Tarım alanlarının verimli kullanımı ve ülke tarım politikasında yapılabilecek iyileştirmelere dair değerlendirmelerde bulunan Burdurlu Ziraat Mühendisi Ali Tarkan Büyükyörük, özellikle boş bırakılan tarım arazilerinin hem çiftçi hem de ülke ekonomisi açısından önemli bir kayıp oluşturduğunu vurguladı. Büyükyörük, üretim yapılmayan toprakların atıl kalmasının yerine, toprağı dinlendirme amacıyla alternatif ürün desenlerinin kullanılabileceğini belirtti.
“Yonca Ekimine Yönelin, Toprağı Nadasa Bırakmadan Dinlendirin”
Ali Tarkan Büyükyörük, klasik nadas uygulamasının yerine geçebilecek bitkisel çözümler bulunduğuna dikkat çekerek, özellikle baklagil türlerinden olan yoncanın bu konuda etkili bir alternatif olduğunu söyledi. Yoncanın havadaki serbest azotu toprağa bağlama özelliğine sahip olduğuna dikkat çeken Büyükyörük, bu sayede toprağın doğal yollarla dinlendiğini ve azotça zenginleştiğini ifade etti.

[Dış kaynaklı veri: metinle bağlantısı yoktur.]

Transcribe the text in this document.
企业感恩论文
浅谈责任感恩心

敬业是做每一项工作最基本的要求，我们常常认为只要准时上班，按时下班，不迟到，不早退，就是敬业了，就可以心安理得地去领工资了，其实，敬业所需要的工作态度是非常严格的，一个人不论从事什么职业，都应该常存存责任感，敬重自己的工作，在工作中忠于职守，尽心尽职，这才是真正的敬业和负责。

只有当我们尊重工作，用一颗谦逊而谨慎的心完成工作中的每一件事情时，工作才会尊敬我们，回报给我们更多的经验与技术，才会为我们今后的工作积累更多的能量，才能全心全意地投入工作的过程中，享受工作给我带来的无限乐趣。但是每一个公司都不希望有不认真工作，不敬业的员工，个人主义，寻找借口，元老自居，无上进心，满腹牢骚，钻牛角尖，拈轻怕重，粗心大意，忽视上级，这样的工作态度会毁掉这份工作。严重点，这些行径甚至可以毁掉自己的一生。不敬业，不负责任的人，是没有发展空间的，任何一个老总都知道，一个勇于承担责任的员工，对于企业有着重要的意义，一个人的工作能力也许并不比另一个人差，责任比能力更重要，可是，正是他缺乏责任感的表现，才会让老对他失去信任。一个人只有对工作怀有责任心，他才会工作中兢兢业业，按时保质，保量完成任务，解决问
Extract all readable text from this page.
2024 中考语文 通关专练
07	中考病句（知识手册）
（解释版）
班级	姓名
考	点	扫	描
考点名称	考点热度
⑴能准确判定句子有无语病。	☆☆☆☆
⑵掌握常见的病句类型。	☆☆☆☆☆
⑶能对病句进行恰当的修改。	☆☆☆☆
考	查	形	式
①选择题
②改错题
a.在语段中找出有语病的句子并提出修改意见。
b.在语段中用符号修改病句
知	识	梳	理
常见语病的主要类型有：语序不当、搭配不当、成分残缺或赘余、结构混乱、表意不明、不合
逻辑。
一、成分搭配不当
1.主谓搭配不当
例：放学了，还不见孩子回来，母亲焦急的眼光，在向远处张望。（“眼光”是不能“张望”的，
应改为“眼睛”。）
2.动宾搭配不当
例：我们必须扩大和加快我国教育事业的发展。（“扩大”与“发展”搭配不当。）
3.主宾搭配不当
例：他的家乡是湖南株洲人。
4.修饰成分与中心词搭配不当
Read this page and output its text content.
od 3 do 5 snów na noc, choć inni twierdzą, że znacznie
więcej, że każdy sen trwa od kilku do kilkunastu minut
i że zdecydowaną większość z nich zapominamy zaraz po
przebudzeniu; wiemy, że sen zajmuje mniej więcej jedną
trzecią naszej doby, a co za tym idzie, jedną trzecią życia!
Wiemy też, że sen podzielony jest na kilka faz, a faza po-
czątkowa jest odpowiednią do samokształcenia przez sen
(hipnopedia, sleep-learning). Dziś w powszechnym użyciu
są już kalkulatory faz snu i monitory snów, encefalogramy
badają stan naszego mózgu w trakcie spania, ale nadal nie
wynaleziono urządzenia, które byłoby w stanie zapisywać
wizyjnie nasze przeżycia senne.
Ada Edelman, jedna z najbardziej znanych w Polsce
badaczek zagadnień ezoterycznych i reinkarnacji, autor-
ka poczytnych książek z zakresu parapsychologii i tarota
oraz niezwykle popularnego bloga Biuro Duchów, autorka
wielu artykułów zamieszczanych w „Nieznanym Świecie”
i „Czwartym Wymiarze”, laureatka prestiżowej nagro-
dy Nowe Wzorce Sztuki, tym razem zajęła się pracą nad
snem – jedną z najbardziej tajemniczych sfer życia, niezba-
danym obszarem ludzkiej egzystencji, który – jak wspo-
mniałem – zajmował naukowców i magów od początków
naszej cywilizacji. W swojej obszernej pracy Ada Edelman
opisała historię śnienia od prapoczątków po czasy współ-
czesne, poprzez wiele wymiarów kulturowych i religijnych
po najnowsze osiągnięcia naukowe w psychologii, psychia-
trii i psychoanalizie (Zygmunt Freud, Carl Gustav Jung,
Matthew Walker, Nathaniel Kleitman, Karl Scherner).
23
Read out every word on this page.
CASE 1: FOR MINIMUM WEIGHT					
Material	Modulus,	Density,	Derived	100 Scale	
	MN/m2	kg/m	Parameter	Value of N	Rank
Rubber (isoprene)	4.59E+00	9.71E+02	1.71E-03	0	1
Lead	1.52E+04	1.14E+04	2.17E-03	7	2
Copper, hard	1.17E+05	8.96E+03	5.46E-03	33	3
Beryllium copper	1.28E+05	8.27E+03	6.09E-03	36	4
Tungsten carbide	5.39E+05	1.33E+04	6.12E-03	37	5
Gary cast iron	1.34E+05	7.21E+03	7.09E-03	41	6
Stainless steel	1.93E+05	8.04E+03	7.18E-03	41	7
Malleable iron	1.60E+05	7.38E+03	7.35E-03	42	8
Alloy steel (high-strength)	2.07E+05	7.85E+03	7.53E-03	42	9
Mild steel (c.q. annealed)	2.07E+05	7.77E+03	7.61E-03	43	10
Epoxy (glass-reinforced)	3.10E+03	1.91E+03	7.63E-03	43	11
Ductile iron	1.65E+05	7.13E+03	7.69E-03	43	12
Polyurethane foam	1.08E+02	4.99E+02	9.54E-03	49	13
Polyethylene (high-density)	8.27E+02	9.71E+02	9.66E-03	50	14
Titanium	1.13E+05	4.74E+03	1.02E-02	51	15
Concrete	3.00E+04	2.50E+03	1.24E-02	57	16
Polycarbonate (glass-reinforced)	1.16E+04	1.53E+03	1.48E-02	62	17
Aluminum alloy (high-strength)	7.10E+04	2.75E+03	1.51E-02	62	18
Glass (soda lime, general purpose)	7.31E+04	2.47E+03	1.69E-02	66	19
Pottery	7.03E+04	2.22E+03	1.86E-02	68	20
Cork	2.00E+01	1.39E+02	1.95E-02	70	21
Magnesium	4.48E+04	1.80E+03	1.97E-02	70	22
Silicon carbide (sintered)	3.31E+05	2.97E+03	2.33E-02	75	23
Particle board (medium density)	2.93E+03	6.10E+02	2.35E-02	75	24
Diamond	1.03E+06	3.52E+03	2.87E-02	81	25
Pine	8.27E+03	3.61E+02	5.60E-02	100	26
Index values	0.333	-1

“Kasım-Aralık aylarında Macar fiği gibi yeşil gübre bitkileri ekildikten sonra, bahar döneminde silajlık mısırla devam edilebilir. Böylece arazi hem dinlenmiş olur hem de boş kalmadan yıl boyunca değerlendirilmiş olur,” dedi.
“Üretimsiz Toprak, Dışa Bağımlılığı Artırır”
Tarım alanlarının boş bırakılmasının sadece bireysel bir kayıp değil, aynı zamanda ulusal bir sorun olduğunun altını çizen Büyükyörük, ekilmeyen araziler nedeniyle temel gıda ürünlerinde dışa bağımlılığın artabileceğine işaret etti. “Topraklarımız boş kalırsa, bu ürünleri yurt dışından ithal etmek zorunda kalırız. Bu da hem ekonomik açıdan büyük bir yük hem de gıda güvenliğimiz açısından ciddi bir tehdit oluşturur,” diye konuştu.
“Destekler Kurak Alanlara Kaydırılmalı”
Tarımsal destekleme politikalarında da değişiklik öneren Büyükyörük, mevcut sistemin sulak alanlara yoğunlaştığını, ancak asıl müdahale edilmesi gerekenin kurak ve ekilmeyen bölgeler olduğunu dile getirdi. “Sulak bölgelerdeki üretici zaten toprağını ekiyor çünkü ürün alabileceğini biliyor. Asıl desteklenmesi gereken yerler, verim alma konusunda zorlanan kurak alanlardır. Eğer bu bölgelere özel teşvikler sunulursa, üretime kazandırılmaları çok daha kolay olur,” ifadelerini kullandı.
“Susuz Tarım, Toprak Ürünlerinin Kalitesini Yakalayamaz”
Susuz tarım uygulamalarıyla ilgili de değerlendirmede bulunan Büyükyörük, verimlilik dışında ürün kalitesine de dikkat çekti. Aromatik yapı, tat ve besin değeri açısından toprakta yetişen ürünlerin çok daha üstün olduğunu belirten Büyükyörük şöyle konuştu: “Bitkiler sadece su ve azotla değil, mikroelementlerle de beslenir. Bu elementler toprağın derinliklerinden alınır. Susuz tarım yapılan alanlarda bu mikroelementler yeterince sağlanamaz. Bu da meyve ve sebzelerin tadında belirgin bir fark yaratır. Gerçek lezzet, ancak toprakla buluşan ürünlerde mümkün olur.”